‘Broad’ quarantine policy for Guangdong was wrong: CE

Chief Executive Carrie Lam said on Tuesday it was wrong for Hong Kong to have initially suspended quarantine-free entry for Hongkongers returning from Guangdong.

Speaking before the weekly Executive Council meeting, Lam brushed aside suggestions that the government had bowed to “external pressure or some people’s remarks” in reversing the decision to exclude the province from the ‘Return2hk’ scheme – just hours after the move was announced by the Centre for Health Protection.

The original decision had been criticised by former chief executive CY Leung, who said he couldn’t understand how cross-border travel could ever be resumed if such strict standards were applied.

But Lam described the U-turn as a “policy adjustment”.
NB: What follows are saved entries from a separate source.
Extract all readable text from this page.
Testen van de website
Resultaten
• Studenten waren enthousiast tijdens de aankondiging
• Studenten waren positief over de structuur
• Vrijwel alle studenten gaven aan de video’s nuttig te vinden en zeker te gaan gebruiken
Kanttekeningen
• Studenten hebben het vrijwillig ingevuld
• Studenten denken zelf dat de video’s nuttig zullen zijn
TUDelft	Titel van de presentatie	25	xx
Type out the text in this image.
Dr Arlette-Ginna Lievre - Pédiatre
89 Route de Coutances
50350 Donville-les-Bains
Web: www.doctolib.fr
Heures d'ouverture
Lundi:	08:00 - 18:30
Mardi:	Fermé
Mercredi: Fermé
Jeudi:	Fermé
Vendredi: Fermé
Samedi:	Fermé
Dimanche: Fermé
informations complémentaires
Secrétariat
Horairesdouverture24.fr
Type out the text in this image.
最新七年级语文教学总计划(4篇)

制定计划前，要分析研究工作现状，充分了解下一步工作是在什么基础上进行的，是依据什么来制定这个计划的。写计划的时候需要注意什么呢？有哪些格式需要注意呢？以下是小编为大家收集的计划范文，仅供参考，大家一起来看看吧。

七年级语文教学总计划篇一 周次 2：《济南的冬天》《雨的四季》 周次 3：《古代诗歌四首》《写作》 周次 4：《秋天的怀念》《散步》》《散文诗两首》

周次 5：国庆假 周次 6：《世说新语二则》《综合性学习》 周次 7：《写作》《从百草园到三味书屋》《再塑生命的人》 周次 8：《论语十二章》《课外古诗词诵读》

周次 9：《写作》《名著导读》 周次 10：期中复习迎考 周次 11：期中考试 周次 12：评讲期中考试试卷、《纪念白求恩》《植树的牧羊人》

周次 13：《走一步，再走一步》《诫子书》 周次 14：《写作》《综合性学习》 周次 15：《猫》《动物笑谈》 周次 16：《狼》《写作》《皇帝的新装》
She said it was “not proportionate” to make SAR residents returning from anywhere in neighbouring Guangdong undergo quarantine when only a small community there had been affected by the new Covid-19 case.

“The mainland is such a large place, and the National Health Commission manages confirmed cases with a small district-based approach. Our country in these one-and-a-half years has been praised or used as a good example for the world for sealing off a small district and testing everyone inside, before letting them go out,” Lam said.

She added that, under these circumstances, “the ‘Return2hk’ scheme should not be changed in a broad-based manner, even when considering the risk to public health, especially when many Hong Kong residents in Guangdong will be affected.”

Lam added that SAR residents in Liaoning and Anhui provinces had also been banned from quarantine-free entry to the city, but it was not until Guangdong, with which Hong Kong has close ties, was added to the list that authorities realised the suspension mechanism was “not the most suitable”.

She said the SAR will from Tuesday adopt the mainland authority’s list of medium- and high-risk places, which will be excluded from the quarantine-free entry scheme.